In de bundel 'Critical Essays' van George Orwell, verzameld in 2008 vind ik 'Confessions of a Book Reviewer' uit 1946. Ze beginnen zo:
'In een koude maar stoffige zit-slaapkamer bezaaid met sigarettenpeuken en halflege theekopjes, zit een man in een door de motten aangevreten kamerjas, aan een wankele tafel waarop hij probeert plaats te vinden voor zijn tikmachine tussen de stapels stoffige papieren die hem omringen. Hij kan de papieren niet weggooien omdat de prullenbak al overstroomt, en bovendien, ergens tussen de onbeantwoorde brieven en onbetaalde rekeningen zit een cheque van twee guineas die hij vergat te betalen bij de bank. Er zijn ook brieven met adressen die in zijn adresboek moeten worden overgenomen. Hij is z'n adresboek kwijt, en de gedachte er naar te gaan zoeken, of werkelijk naar wat dan ook te gaan zoeken, bezorgt hem acute aanvechtingen tot zelfmoord.'
'Hij is een man van 35, maar oogt als 50. Hij is kaal, heeft opgezette aderen en draagt een bril, of zou die dragen als zijn enige exemplaar niet chronisch zoek was.'
Toch komt zijn stuk op tijd bij de redactie: 'Omstreeks negen uur 's avonds is hij relatief helder en tot de kleine uurtjes zit hij op zijn kamer, die kouder en kouder wordt, en de sigarettenrook dikker en dikker.
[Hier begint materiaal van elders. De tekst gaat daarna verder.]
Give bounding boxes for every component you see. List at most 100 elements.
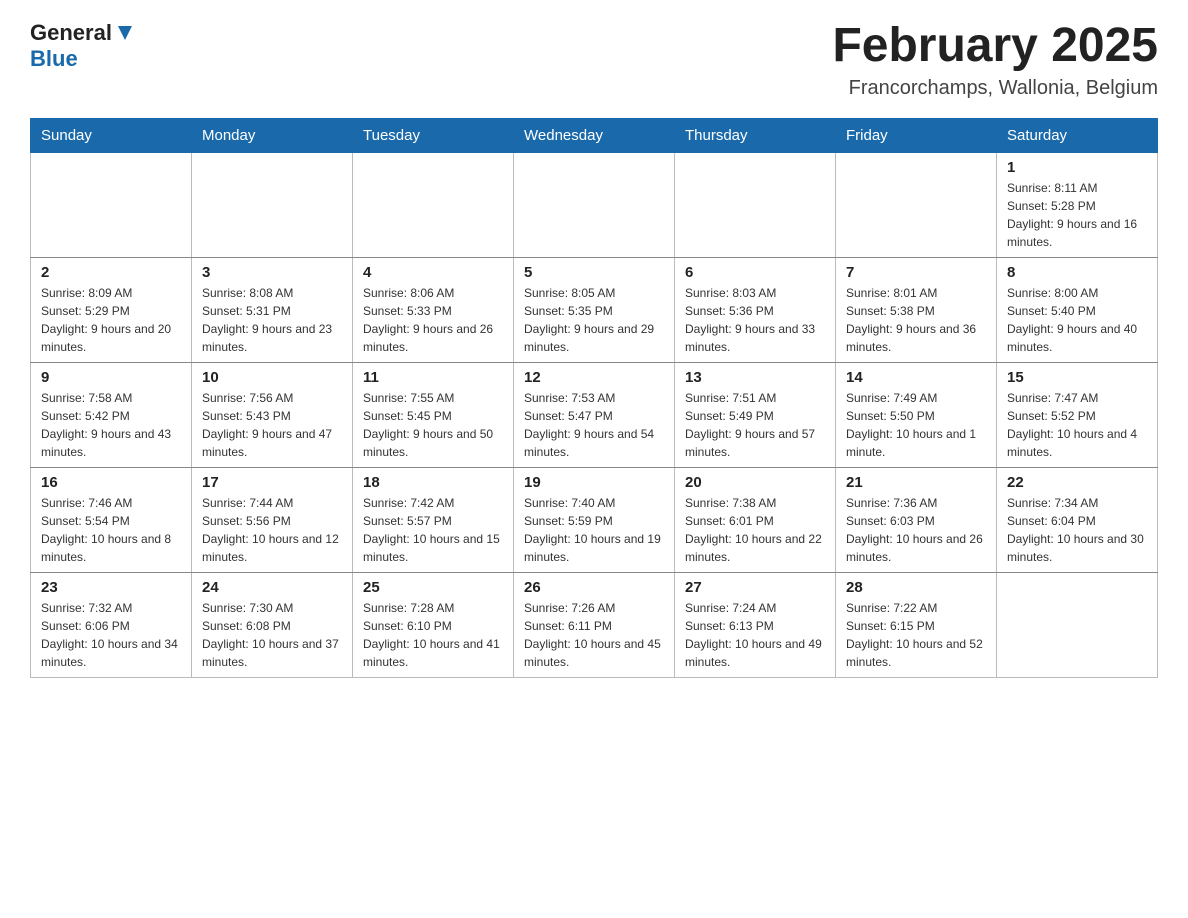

In de ochtend, met uitgeputte ogen, nors en ongeschoren, zal hij een uur of twee naar een vel wit papier staren tot de dreigende vinger van de klok hem aan het werk jaagt.'
ps. In 2012 leidde een standbeeld van een rokende Orwell bij het BBC-gebouw tot veel heibel. Hij rookte 'altijd'. Het bleef staan. Met veel peuken van nu eromheen.